Not having Woods in The Players field naturally raises the question of whether it will affect attendance and TV ratings. The allotment of tickets has sold out each year since 1988, and executive tournament director Ron Cross said sales this year were trending toward a sellout a week before the tournament.
However, Cross said he believes the allotment of 40,000 tickets would sell out, and pointed out The Players field will include defending champion Phil Mickelson, the No. 2-ranked player in the world, and other stars such as Ponte Vedra Beach residents Jim Furyk, Vijay Singh and Fred Funk, and Ernie Els, Retief Goosen, Sergio Garcia, Padraig Harrington and Masters champion Trevor Immelman.

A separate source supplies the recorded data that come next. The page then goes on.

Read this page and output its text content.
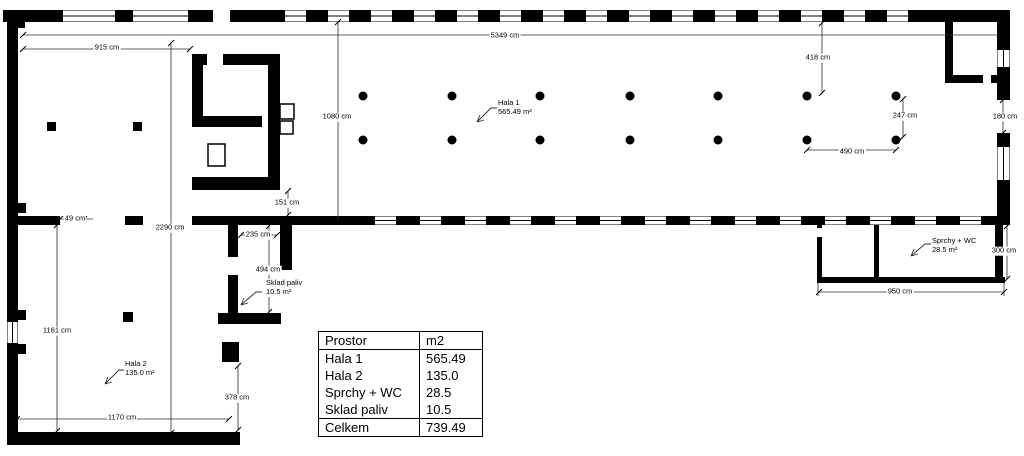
915 cm
5349 cm
418 cm
1080 cm	247 cm
490 cm
180 cm
151 cm
2290 cm
49 cm
235 cm
494 cm
1161 cm
378 cm
1170 cm
950 cm
300 cm
Hala 1
565.49 m²
Hala 2
135.0 m²
Sprchy + WC
28.5 m²
Sklad paliv
10.5 m²
Prostor	m2
Hala 1	565.49
Hala 2	135.0
Sprchy + WC	28.5
Sklad paliv	10.5
Celkem	739.49
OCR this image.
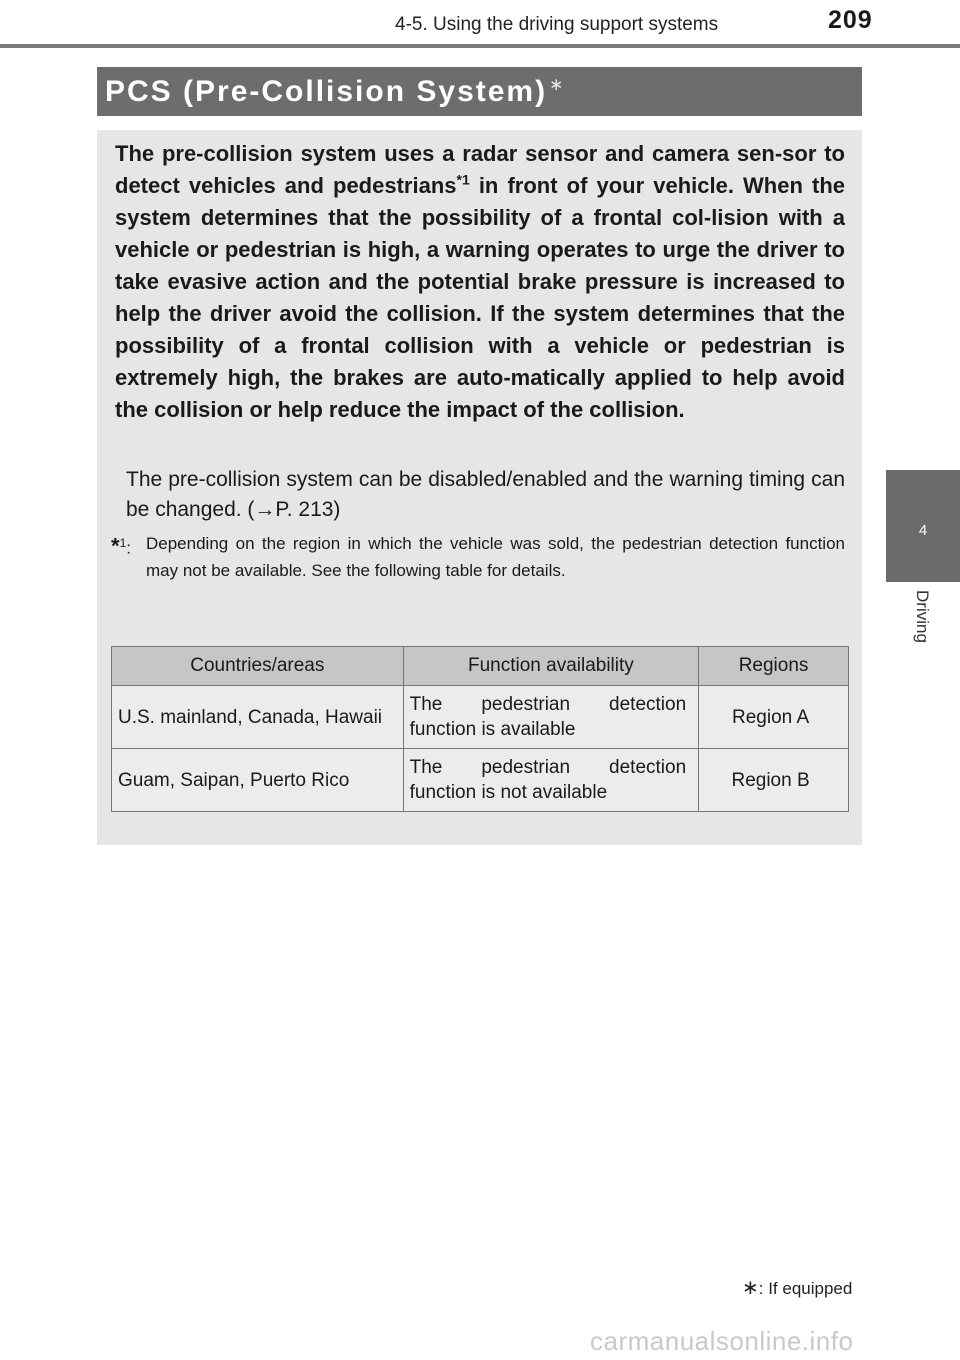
4-5. Using the driving support systems	209
4
Driving
PCS (Pre-Collision System) ∗

The pre-collision system uses a radar sensor and camera sen-sor to detect vehicles and pedestrians$^{*1}$ in front of your vehicle. When the system determines that the possibility of a frontal col-lision with a vehicle or pedestrian is high, a warning operates to urge the driver to take evasive action and the potential brake pressure is increased to help the driver avoid the collision. If the system determines that the possibility of a frontal collision with a vehicle or pedestrian is extremely high, the brakes are auto-matically applied to help avoid the collision or help reduce the impact of the collision.

The pre-collision system can be disabled/enabled and the warning timing can be changed. (→P. 213)

*$^1$: Depending on the region in which the vehicle was sold, the pedestrian detection function may not be available. See the following table for details.
Countries/areas	Function availability	Regions
U.S. mainland, Canada, Hawaii	The pedestrian detection function is available	Region A
Guam, Saipan, Puerto Rico	The pedestrian detection function is not available	Region B
∗: If equipped
carmanualsonline.info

"We're disapppointed Tiger won't be playing but fans will still have an opportunity to see the deepest field in golf on a great course," Cross said. "We don't think Tiger's absence will affect the number of tickets we are on track to sell. Fans know they will still see great golf at The Players. We wish Tiger all the best in his rehab and hope he will be back on the PGA Tour as soon as possible."
The last time The Players missed a high-ranking professional was in 2004, when Furyk had a wrist injury. The year before, Mickelson missed the tournament because of the difficulty his wife had in giving birth to their third child.
Woods has competed in all 11 Players Championships for which he has been eligible since he turned professional in late 1996. He has never missed the cut, and defeated Singh by one shot in 2001. The year before, Woods lost to Hal Sutton by one shot.
Woods has struggled in recent years in the tournament, with the shorter, tighter TPC Sawgrass Players Stadium Course lessening the impact of his power game off the tee. Since his victory, Woods has finished no higher than a tie for 11th in 2003, and in the last three years, has tied for 53rd in 2005, for 22nd in 2006 and for 37th in 2007.
Woods has shot in the 60s in only two rounds in the last three Players and hasn't broken par for four rounds since he tied for 16th at 3-under 285 in 2004.